Partners who present the re-audit option at the close of the initial engagement (rather than waiting until the following year) see conversion rates of 70 to 80 percent among clients who had material findings in year 1. The finding itself creates the rationale: if the landlord overcharged last year, there is meaningful probability they will do so again this year. Clients without findings convert at lower rates, typically 30 to 40 percent, but the re-audit retainer is still economically valid for them because it confirms compliance annually.
How long does a annual re-audit take once the lease is already in the system?

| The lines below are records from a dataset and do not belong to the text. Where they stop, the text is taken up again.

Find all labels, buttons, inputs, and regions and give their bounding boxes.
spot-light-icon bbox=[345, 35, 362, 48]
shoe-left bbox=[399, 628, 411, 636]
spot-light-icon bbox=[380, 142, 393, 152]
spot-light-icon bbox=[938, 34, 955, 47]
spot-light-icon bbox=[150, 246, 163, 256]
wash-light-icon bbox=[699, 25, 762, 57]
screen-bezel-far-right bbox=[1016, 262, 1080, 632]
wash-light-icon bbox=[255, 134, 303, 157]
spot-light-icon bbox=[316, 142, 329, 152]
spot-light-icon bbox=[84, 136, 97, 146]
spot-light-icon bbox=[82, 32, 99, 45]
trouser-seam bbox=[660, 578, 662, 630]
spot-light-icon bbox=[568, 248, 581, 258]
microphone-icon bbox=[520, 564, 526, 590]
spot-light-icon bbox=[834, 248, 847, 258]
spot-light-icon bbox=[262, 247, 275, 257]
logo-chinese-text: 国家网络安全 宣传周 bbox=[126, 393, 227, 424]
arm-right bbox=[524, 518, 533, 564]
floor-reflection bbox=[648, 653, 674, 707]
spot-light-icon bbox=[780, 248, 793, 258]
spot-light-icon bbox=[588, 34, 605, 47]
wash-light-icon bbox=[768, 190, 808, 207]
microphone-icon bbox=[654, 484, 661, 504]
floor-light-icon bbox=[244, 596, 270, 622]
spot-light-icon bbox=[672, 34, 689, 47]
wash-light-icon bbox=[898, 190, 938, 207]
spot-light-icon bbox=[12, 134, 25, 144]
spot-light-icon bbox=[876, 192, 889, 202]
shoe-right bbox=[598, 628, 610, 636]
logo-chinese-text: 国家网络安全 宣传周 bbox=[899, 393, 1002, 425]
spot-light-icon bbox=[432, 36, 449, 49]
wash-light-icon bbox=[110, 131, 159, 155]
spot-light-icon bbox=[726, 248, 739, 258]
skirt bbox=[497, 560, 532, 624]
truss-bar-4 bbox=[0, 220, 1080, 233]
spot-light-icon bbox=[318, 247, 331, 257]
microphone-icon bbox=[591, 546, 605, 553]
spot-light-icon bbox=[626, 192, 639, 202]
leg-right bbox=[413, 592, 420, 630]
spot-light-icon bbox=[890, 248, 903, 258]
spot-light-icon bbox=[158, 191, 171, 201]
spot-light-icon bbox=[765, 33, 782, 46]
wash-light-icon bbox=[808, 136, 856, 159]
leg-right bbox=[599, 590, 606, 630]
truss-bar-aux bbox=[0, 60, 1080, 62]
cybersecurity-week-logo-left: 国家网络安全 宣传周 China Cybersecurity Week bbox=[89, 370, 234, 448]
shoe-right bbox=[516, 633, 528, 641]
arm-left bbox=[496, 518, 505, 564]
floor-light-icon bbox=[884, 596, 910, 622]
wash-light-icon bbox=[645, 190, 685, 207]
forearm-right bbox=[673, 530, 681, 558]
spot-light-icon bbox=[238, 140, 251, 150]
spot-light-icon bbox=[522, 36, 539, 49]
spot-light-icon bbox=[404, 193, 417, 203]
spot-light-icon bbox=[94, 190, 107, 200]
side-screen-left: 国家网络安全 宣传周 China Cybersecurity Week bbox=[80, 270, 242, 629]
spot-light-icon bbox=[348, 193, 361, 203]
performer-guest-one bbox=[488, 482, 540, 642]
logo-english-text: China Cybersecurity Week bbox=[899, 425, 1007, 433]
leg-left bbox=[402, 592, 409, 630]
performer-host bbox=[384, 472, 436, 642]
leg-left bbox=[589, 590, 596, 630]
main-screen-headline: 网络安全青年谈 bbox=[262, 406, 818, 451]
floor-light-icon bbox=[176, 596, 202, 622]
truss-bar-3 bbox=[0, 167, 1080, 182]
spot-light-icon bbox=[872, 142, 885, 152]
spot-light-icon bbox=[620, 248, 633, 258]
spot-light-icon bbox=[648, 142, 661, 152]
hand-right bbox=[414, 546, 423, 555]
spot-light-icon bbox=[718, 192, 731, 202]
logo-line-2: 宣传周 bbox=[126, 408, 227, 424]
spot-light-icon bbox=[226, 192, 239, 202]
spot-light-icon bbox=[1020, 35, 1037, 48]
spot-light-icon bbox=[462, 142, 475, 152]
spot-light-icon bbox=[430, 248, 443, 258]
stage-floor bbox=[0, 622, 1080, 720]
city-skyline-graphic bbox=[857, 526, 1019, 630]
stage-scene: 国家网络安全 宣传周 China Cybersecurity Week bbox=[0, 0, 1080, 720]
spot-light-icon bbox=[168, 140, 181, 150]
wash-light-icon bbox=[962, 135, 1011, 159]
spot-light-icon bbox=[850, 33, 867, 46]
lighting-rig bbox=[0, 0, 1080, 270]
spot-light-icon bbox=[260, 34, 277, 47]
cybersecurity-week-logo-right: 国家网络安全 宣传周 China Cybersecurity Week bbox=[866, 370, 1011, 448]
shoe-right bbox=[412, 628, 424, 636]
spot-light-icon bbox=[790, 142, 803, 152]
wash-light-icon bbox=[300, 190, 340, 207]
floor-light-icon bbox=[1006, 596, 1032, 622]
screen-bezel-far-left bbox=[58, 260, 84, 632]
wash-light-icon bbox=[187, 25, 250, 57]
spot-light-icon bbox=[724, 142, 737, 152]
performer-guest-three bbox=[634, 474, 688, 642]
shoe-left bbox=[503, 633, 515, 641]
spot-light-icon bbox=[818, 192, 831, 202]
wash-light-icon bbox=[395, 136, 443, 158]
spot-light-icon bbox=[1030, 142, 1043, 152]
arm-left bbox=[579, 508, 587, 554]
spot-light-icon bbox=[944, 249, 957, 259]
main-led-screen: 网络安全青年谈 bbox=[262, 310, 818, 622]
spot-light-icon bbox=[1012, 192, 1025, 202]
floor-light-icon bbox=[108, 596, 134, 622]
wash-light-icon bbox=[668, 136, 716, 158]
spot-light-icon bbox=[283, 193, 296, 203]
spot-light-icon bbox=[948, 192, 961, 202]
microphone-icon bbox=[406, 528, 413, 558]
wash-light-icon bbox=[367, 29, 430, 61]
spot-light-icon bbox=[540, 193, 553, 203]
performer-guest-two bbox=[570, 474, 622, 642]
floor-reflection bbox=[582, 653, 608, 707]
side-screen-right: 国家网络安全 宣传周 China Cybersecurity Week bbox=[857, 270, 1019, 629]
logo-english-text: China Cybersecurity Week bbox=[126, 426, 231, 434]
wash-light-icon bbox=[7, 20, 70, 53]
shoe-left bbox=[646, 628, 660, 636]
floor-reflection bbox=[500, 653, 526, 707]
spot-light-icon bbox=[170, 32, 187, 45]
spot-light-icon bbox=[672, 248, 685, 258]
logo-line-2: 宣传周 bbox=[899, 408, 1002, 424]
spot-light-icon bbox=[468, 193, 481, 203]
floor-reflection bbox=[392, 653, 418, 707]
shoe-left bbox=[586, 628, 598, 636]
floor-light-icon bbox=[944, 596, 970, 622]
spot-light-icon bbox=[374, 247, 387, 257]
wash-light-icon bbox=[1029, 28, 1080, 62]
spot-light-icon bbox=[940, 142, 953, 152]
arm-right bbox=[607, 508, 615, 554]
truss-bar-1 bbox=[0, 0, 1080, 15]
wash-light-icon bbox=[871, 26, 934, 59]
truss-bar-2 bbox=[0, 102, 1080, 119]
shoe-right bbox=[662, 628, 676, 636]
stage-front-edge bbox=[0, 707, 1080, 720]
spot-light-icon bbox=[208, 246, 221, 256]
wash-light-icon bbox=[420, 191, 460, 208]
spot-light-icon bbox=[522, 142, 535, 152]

An annual re-audit on an existing client typically takes 15 to 20 minutes of advisor time once the new reconciliation statement is uploaded. The lease provisions are already extracted and stored from the initial engagement. The platform re-runs the detection engine against the new reconciliation data and surfaces any new or recurring findings. The advisor reviews the output, confirms finding validity, and delivers the update to the client. Compare this to 60 to 90 minutes for a new engagement where lease extraction and initial setup are included.
When during the initial engagement should the annual re-audit retainer be introduced?
Introduce the retainer at the findings delivery meeting, not weeks later. The moment when a client sees their findings report and understands that the landlord has been overcharging them is exactly when the audit rights urgency argument lands: each new reconciliation year creates a new one-to-three-year window to catch errors, and missing a year means permanently losing the right to recover those charges. The retainer offer closes most effectively in that context. A follow-up pitch weeks later, after the urgency has faded, converts at a significantly lower rate.
Can the annual re-audit retainer be structured as a portfolio retainer for multi-location clients?
Yes. For clients with 5 or more locations, a portfolio retainer covering all locations is often easier to sell and administer than per-location billing. A client with 8 locations at $250 per location could be offered an $1,800 annual portfolio retainer (a modest discount from $2,000 per-location total). This simplifies the client's internal approval process, creates a single renewal conversation annually, and improves partner revenue predictability. Portfolio retainers typically renew at higher rates than per-location billing because the client budgets the full amount as a single line item.
What does the multi-year practice revenue model look like for a partner building an annual re-audit retainer base?
A practice that adds 20 new retainer clients per year at $300 average per location (2 locations average per client) builds a retainer base of $12,000 in year 1, $24,000 in year 2, and $60,000 in year 5, assuming 80 percent retention annually. Adding new engagement revenue on top of the retainer base creates a compounding revenue structure where new engagements feed the retainer pipeline each year. By year 5, retainer revenue alone covers the software cost and most of the advisor overhead, making new engagement revenue nearly pure contribution.